I’ve mentioned Moore’s Law in passing a few times before. While many in the technology industry see the concept only on its most direct level – that of semiconductor scaling (the ability of the semiconductor industry, so far, to double transistor density every two or so years) – I believe this fails to capture its true essence. It’s not so much a law pertaining to a specific technology (which will eventually run out of steam when it hits a fundamental physical limit), but an “economic law” about an industry’s learning curve and R&D cycle relative to cost per “feature”.
Almost all industries experience a learning curve of some sort. Take the automotive industry – despite all of its inefficiencies, the cost of driving one mile has declined over the years because of improvements in engine technology, the building of the parts, general manufacturing efficiency, and supply chain management – but very few have a learning curve which operates on the same speed (how rapidly an industry improves its economic performance) and steepness (how much efficiency improves given a certain amount of “industry experience”) as the technology industry which can rely not only on learning curves but disruptive technological changes.

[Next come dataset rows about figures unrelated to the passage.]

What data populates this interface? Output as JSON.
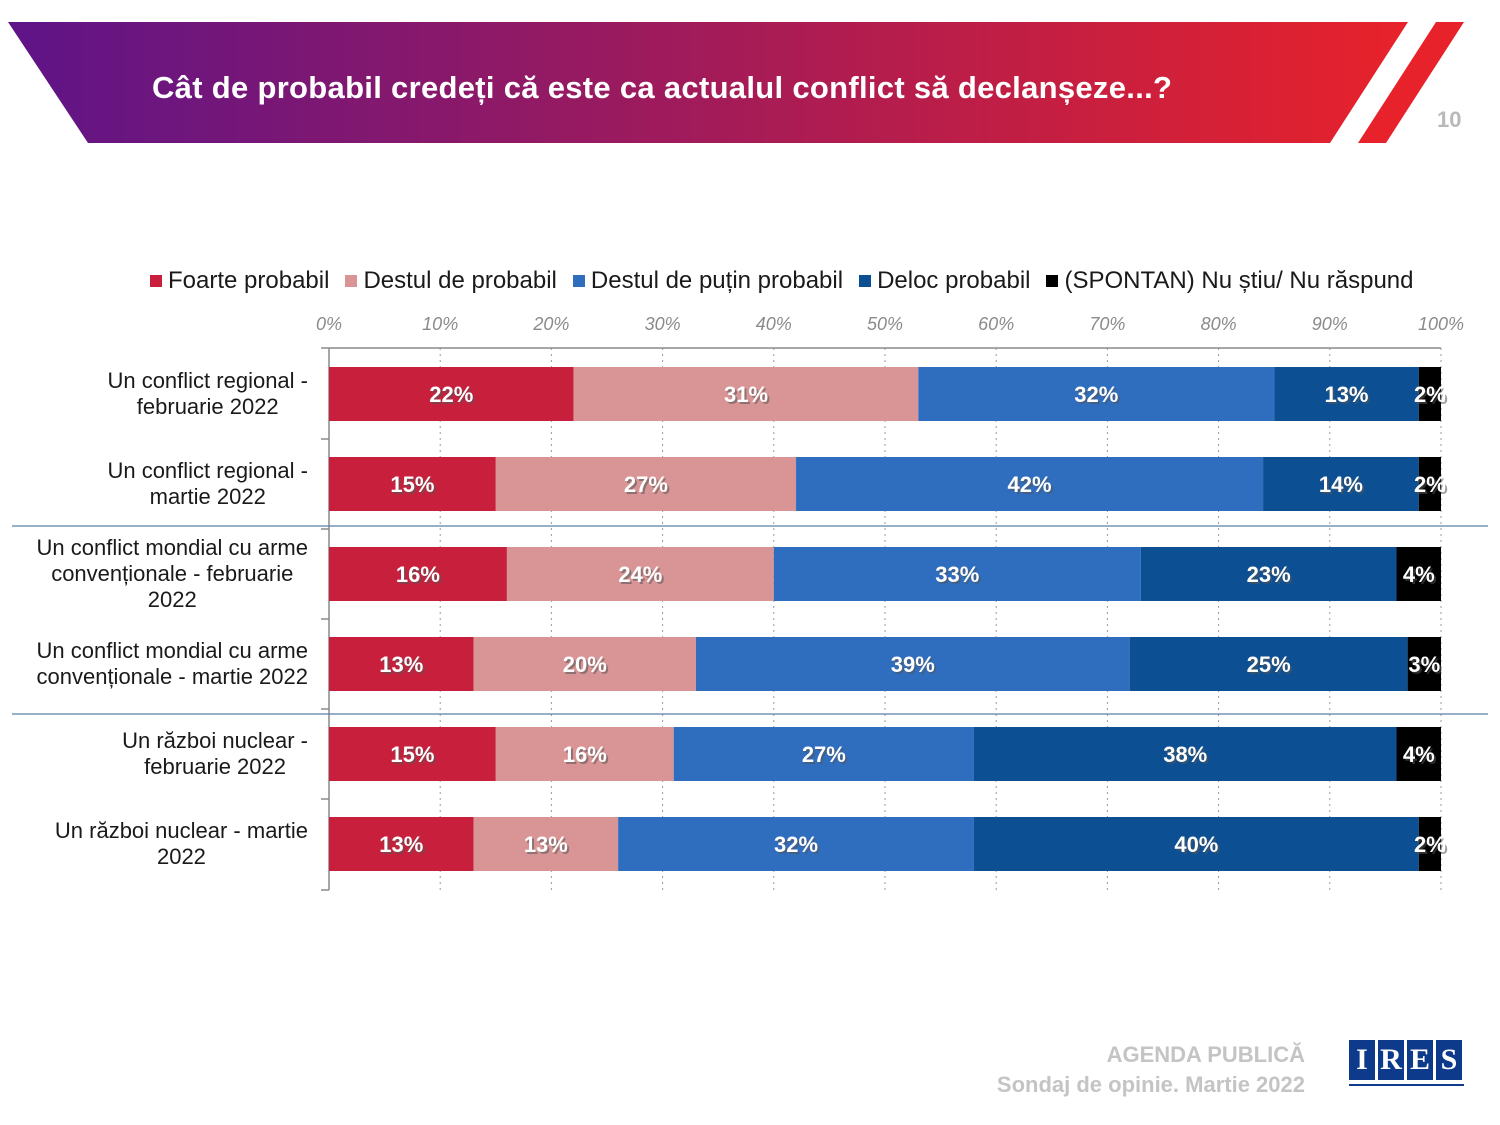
{
  "header": {
    "title": "Cât de probabil credeți că este ca actualul conflict să declanșeze...?",
    "page_number": "10"
  },
  "colors": {
    "banner_start": "#5e1488",
    "banner_end": "#e8222a",
    "accent_stripe": "#e8222a"
  },
  "chart_data": {
    "type": "bar",
    "orientation": "horizontal",
    "stacked": "100%",
    "title": "Cât de probabil credeți că este ca actualul conflict să declanșeze...?",
    "xlim": [
      0,
      100
    ],
    "xticks": [
      "0%",
      "10%",
      "20%",
      "30%",
      "40%",
      "50%",
      "60%",
      "70%",
      "80%",
      "90%",
      "100%"
    ],
    "categories": [
      "Un conflict regional -\nfebruarie 2022",
      "Un conflict regional -\nmartie 2022",
      "Un conflict mondial cu arme\nconvenționale - februarie\n2022",
      "Un conflict mondial cu arme\nconvenționale - martie 2022",
      "Un război nuclear -\nfebruarie 2022",
      "Un război nuclear - martie\n2022"
    ],
    "series": [
      {
        "name": "Foarte probabil",
        "color": "#c8203c",
        "values": [
          22,
          15,
          16,
          13,
          15,
          13
        ]
      },
      {
        "name": "Destul de probabil",
        "color": "#d99596",
        "values": [
          31,
          27,
          24,
          20,
          16,
          13
        ]
      },
      {
        "name": "Destul de puțin probabil",
        "color": "#2f6ebf",
        "values": [
          32,
          42,
          33,
          39,
          27,
          32
        ]
      },
      {
        "name": "Deloc probabil",
        "color": "#0c4f92",
        "values": [
          13,
          14,
          23,
          25,
          38,
          40
        ]
      },
      {
        "name": "(SPONTAN) Nu știu/ Nu răspund",
        "color": "#000000",
        "values": [
          2,
          2,
          4,
          3,
          4,
          2
        ]
      }
    ],
    "legend_position": "top"
  },
  "footer": {
    "line1": "AGENDA PUBLICĂ",
    "line2": "Sondaj de opinie. Martie 2022"
  },
  "logo": {
    "letters": [
      "I",
      "R",
      "E",
      "S"
    ]
  }
}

One of the best illustrations I’ve seen of this is a recent post on MacStories comparing a 2000 iMac and Apple’s new iPhone 4:
|2000 iMac||2010 iPhone 4|
|Processor||500 MHz PowerPC G3 CPU||1 Ghz ARM A4 CPU|
|Graphics||ATI Rage 128 Pro (8 million triangles)||PowerVR SGX 535 (28 million triangles)|
|Storage||30GB Hard Drive||32GB NAND Flash|
|Weight||34.7 pounds||4.8 ounces|
Although the comparisons are not necessarily apples-to-apples, they give a sense of the speed at which Moore’s Law progresses. Amazing, no?